The Bank of Ghana (BoG) has publicly disclosed for the first time the precise source of the bulk of the accounting cost generated by its Domestic Gold Purchase Programme (DGPP), revealing that the overwhelming majority of what critics have labelled a programme “loss” arises from a single exchange rate accounting convention rather than operational inefficiency or financial mismanagement.
Speaking on TV3’s Key Points programme on Saturday, May 2, 2026, Gershon Kudjo Agbledzorwu, Head of the Financial Markets Department at the Bank, confirmed that approximately 83 percent of the total DGPP cost is attributable to the gap between the forex bureau exchange rate used to pay miners and the Bank of Ghana’s official exchange rate used to record the transaction on its books. “About 83 percent of the cost was due to conversion from the forex bureau rate to the BoG official rate,” he stated.
The mechanics of this cost structure are embedded in the programme’s design. When the Bank purchases gold from small-scale and artisanal miners, payment is made in cedis at the prevailing forex bureau rate, which trades at a premium to the BoG’s official rate. The transaction is then recorded on the central bank’s balance sheet at the official rate. The spread between these two figures registers as an accounting cost differential at the point of each purchase, even though no funds leave the reserve system.

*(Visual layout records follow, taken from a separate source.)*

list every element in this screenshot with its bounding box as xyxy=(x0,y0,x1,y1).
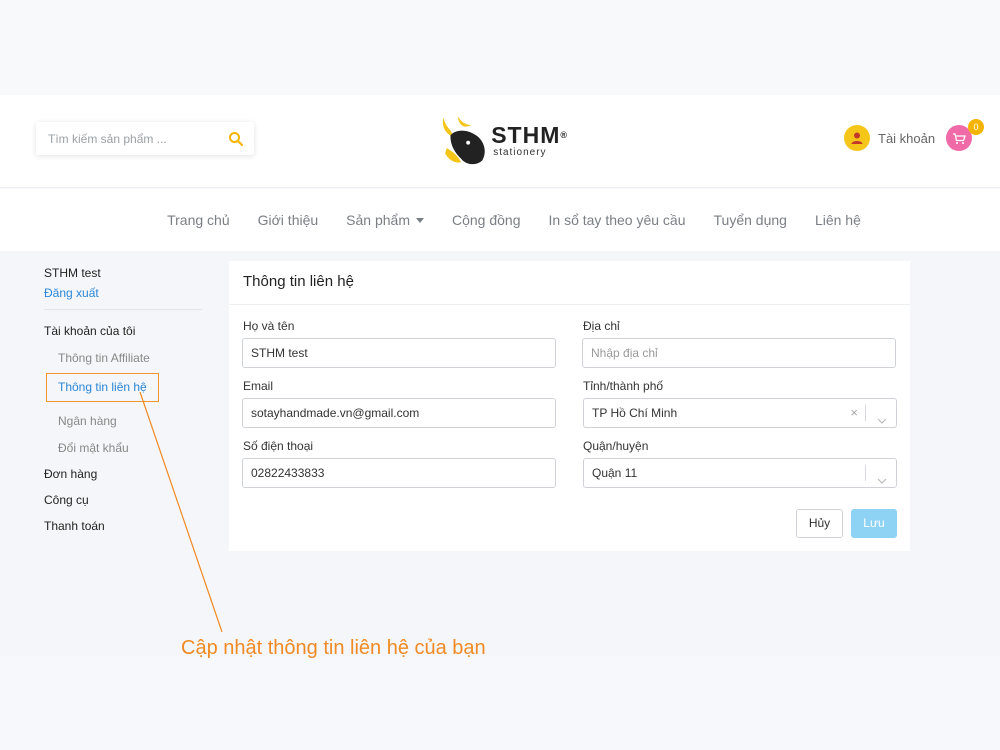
user-icon[interactable] xyxy=(844,125,870,151)
sidebar-user-name: STHM test xyxy=(44,266,101,280)
search-icon[interactable] xyxy=(228,131,244,147)
city-select[interactable]: TP Hồ Chí Minh × xyxy=(583,398,897,428)
cancel-button[interactable]: Hủy xyxy=(796,509,843,538)
sidebar-divider xyxy=(44,309,202,310)
account-link[interactable]: Tài khoản xyxy=(844,125,935,151)
district-select[interactable]: Quận 11 xyxy=(583,458,897,488)
search-box[interactable] xyxy=(36,122,254,155)
address-label: Địa chỉ xyxy=(583,319,620,333)
save-button[interactable]: Lưu xyxy=(851,509,897,538)
main-nav: Trang chủ Giới thiệu Sản phẩm Cộng đồng … xyxy=(0,189,1000,251)
sidebar-item-orders[interactable]: Đơn hàng xyxy=(44,467,204,481)
logo-subtitle: stationery xyxy=(493,146,547,158)
phone-input[interactable] xyxy=(242,458,556,488)
email-label: Email xyxy=(243,379,274,393)
search-input[interactable] xyxy=(48,131,228,146)
callout-caption: Cập nhật thông tin liên hệ của bạn xyxy=(181,637,486,659)
logout-link[interactable]: Đăng xuất xyxy=(44,286,204,300)
address-input[interactable] xyxy=(582,338,896,368)
sidebar-item-change-password[interactable]: Đổi mật khẩu xyxy=(58,441,204,455)
district-label: Quận/huyện xyxy=(583,439,649,453)
sidebar-item-tools[interactable]: Công cụ xyxy=(44,493,204,507)
card-title: Thông tin liên hệ xyxy=(243,273,354,290)
sidebar-item-contact-info[interactable]: Thông tin liên hệ xyxy=(46,373,159,402)
email-input[interactable] xyxy=(242,398,556,428)
cart-count-badge: 0 xyxy=(968,119,984,135)
chevron-down-icon[interactable] xyxy=(877,408,887,424)
sidebar-item-affiliate[interactable]: Thông tin Affiliate xyxy=(58,351,204,365)
nav-item-products[interactable]: Sản phẩm xyxy=(346,212,424,228)
nav-item-about[interactable]: Giới thiệu xyxy=(258,212,319,228)
nav-item-custom-print[interactable]: In sổ tay theo yêu cầu xyxy=(549,212,686,228)
account-label[interactable]: Tài khoản xyxy=(878,131,935,146)
sidebar-item-payment[interactable]: Thanh toán xyxy=(44,519,204,533)
select-separator xyxy=(865,405,866,421)
account-sidebar: STHM test Đăng xuất Tài khoản của tôi Th… xyxy=(44,266,204,533)
sidebar-item-bank[interactable]: Ngân hàng xyxy=(58,414,204,428)
top-background xyxy=(0,0,1000,95)
nav-item-home[interactable]: Trang chủ xyxy=(167,212,230,228)
phone-label: Số điện thoại xyxy=(243,439,314,453)
select-separator xyxy=(865,465,866,481)
card-divider xyxy=(229,304,910,305)
clear-icon[interactable]: × xyxy=(850,399,858,427)
name-label: Họ và tên xyxy=(243,319,295,333)
sidebar-item-my-account[interactable]: Tài khoản của tôi xyxy=(44,324,204,338)
bull-logo-icon xyxy=(442,116,485,165)
name-input[interactable] xyxy=(242,338,556,368)
site-logo[interactable]: STHM® stationery xyxy=(438,107,568,173)
cart-button[interactable]: 0 xyxy=(946,119,984,151)
nav-item-contact[interactable]: Liên hệ xyxy=(815,212,861,228)
contact-info-card: Thông tin liên hệ Họ và tên Địa chỉ Emai… xyxy=(229,261,910,551)
site-header: STHM® stationery Tài khoản 0 xyxy=(0,95,1000,188)
nav-item-products-label: Sản phẩm xyxy=(346,212,410,228)
city-label: Tỉnh/thành phố xyxy=(583,379,664,393)
chevron-down-icon[interactable] xyxy=(877,468,887,484)
nav-item-careers[interactable]: Tuyển dụng xyxy=(714,212,787,228)
district-select-value: Quận 11 xyxy=(592,466,638,480)
chevron-down-icon xyxy=(416,217,424,223)
logo-brand-text: STHM® xyxy=(491,121,568,148)
city-select-value: TP Hồ Chí Minh xyxy=(592,406,678,420)
nav-item-community[interactable]: Cộng đồng xyxy=(452,212,521,228)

Agbledzorwu confirmed this design is deliberate, not incidental. The forex bureau rate is used as a policy incentive to encourage miners to route gold through the formal domestic market rather than sell to unlicensed foreign buyers or smuggling networks. The accounting cost is therefore the measurable price of sustaining that incentive structure and keeping artisanal gold output within the regulated supply chain.
The Bank further disclosed that the cedi’s sharp appreciation in 2025, which reached approximately 41 percent against the US dollar, materially amplified this cost. As the currency strengthened, the divergence between the forex bureau rate and the official rate widened, inflating the recorded cost differential beyond levels the programme’s original design had anticipated. This dynamic explains a significant portion of the jump in DGPP costs from GH¢5.66 billion in 2024 to GH¢9.05 billion in 2025.
The disclosure adds granular technical clarity to a debate that has generated considerable public and political attention since the Bank released its 2025 audited financial statements on April 30, 2026. As previously reported by NewsGhana, the central bank recorded a net loss of GH¢15.63 billion for 2025, with the DGPP cost forming the second largest single contributor after the cost of open market operations. Officials have consistently maintained that both figures represent deliberate policy expenditures rather than failures of institutional management.
An independent assessment by a University of Ghana economist cited by Citi News has confirmed the forex bureau versus official rate discrepancy as the key structural driver of the programme’s accounting cost, noting that a moderation of the gap in 2026, following the correction in the cedi, should reduce the cost burden going forward if no new appreciation shock materialises.